On the 45th anniversary of the Uprising, he wrote of a chilling recollection, “In January 1940, after the first radio transmitting station of the Polish Underground had been found by the Germans, a new wave of mass terror commenced. During a single night the Germans arrested and murdered over 300 people comprising social leaders, intelligentsia and professionals. This was not all. The so-called ‘Seuchensperrgebiet’ (area threatened by typhus) was established, and Jews were forbidden to live outside of this designated area.”

In response to the continued suffering and deportations from Warsaw to the death camps, the Jewish Battle Organization (ZOB) took action in January 1943 after the Germans had surrounded the Ghetto and it appeared that an all-out effort to liquidate its inhabitants was imminent. Then, in April, after a series of embarrassing setbacks, the Germans moved into the Ghetto for a climactic struggle.

“But no, they did not scare us and we were not taken by surprise. We were only awaiting an opportune moment,” wrote Edelman. “Such a moment presently arrived. The Germans chose the intersection at Mila and Zamenhofa Streets for their bivouac area, and battle groups barricaded at the four corners of the street opened concentric fire on them. Strange projectiles began exploding everywhere (the hand grenades of our own make), the lone machine-gun sent shots through the air now and then (ammunition had to be conserved carefully), rifles started firing a bit farther away. Such was the beginning.”

Marek Edelman, photographed in 1960.
Marek Edelman, photographed in 1960.

Although the vast majority of their strength was eliminated early in the fighting or never able to take part in the uprising at all, the ZOB forces inflicted serious casualties on their enemy. Ruthlessly, the Germans burned buildings and fired indiscriminately. Hundreds of civilians were killed. By May 8, German and Ukrainian soldiers had surrounded the ZOB headquarters. A two-hour battle raged, and when their efforts to storm the reinforced ZOB building were repulsed the Germans used gas bombs, forcing the guerrillas to fight in the open or die inside the headquarters, some by their own hand. Among the dead was ZOB commander Mordecaj Anielewicz.

Edelman, who served as one of three subordinate commanders, took charge of the few fighters who remained alive. Two days later, a handful of ZOB guerrillas, including Edelman, managed to escape from Warsaw. Armed resistance continued until mid-June, after which no further word was received from inside the Ghetto.

In reprisal for the Warsaw Ghetto Uprising, the Germans transported to the death camps or killed more than 55,000 people.
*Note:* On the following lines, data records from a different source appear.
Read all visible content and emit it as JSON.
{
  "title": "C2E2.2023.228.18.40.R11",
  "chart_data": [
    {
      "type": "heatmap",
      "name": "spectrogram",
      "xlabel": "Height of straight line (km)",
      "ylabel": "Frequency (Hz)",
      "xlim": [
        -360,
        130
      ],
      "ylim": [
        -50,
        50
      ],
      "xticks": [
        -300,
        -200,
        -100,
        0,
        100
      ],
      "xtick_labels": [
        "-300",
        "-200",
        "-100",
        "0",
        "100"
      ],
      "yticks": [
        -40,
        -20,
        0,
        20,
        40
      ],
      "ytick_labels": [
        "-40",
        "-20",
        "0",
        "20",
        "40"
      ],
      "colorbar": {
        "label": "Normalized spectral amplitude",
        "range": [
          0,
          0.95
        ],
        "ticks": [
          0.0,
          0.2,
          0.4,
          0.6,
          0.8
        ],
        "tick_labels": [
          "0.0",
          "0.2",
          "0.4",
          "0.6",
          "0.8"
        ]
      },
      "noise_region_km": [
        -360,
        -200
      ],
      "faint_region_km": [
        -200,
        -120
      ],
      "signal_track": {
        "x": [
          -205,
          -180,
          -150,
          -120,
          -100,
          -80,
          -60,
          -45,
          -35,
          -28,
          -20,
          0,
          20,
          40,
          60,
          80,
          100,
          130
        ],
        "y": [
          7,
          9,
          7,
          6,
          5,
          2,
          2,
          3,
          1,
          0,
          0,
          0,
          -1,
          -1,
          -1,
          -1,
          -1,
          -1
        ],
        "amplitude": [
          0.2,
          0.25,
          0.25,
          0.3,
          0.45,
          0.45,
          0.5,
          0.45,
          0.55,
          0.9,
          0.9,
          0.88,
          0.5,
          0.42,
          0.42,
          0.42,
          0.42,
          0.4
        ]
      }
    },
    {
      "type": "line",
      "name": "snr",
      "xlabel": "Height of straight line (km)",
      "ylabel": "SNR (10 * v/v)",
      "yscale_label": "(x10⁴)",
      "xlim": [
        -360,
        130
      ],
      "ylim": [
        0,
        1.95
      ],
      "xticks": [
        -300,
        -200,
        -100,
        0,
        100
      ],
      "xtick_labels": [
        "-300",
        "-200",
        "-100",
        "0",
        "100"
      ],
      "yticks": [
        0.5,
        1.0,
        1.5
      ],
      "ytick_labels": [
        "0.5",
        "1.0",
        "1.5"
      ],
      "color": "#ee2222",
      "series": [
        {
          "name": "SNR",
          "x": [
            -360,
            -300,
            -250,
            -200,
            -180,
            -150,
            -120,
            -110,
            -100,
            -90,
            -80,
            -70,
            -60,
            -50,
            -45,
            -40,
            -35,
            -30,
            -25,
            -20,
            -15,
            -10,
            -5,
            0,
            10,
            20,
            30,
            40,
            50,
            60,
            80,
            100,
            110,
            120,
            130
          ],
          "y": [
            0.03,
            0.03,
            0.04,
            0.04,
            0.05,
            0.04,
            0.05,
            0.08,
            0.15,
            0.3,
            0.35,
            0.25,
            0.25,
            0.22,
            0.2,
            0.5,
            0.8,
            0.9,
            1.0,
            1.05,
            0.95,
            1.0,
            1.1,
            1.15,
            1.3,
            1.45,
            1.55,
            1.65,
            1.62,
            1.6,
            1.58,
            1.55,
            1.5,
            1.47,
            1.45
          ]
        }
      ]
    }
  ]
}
Edelman joined the Armia Ludowa (People’s Army) and took part in the Warsaw Uprising of 1944. After the war, he became a cardiologist in the city of Lodz in central Poland. Still active politically, he denounced human rights violations and later joined in the Soldarity movement, which resulted in the downfall of Poland’s Communist government in 1989.

When he died on October 2, 2009, at the age of 90, Edelman was the last surviving senior commander of the Jewish fighters in Warsaw who defied Nazi tyranny and would not submit to a horrific fate. During his long life after the war, he refused to allow the memory of those honored dead to fade into obscurity. He wrote and spoke often of his experience, and each April visited the site of the Ghetto, laying a wreath at a monument to the memory of the fallen.

While the death of Marek Edelman closes another chapter on the history of World War II, his life’s work reminds mankind of two simple words that convey the lesson learned: “Never again.”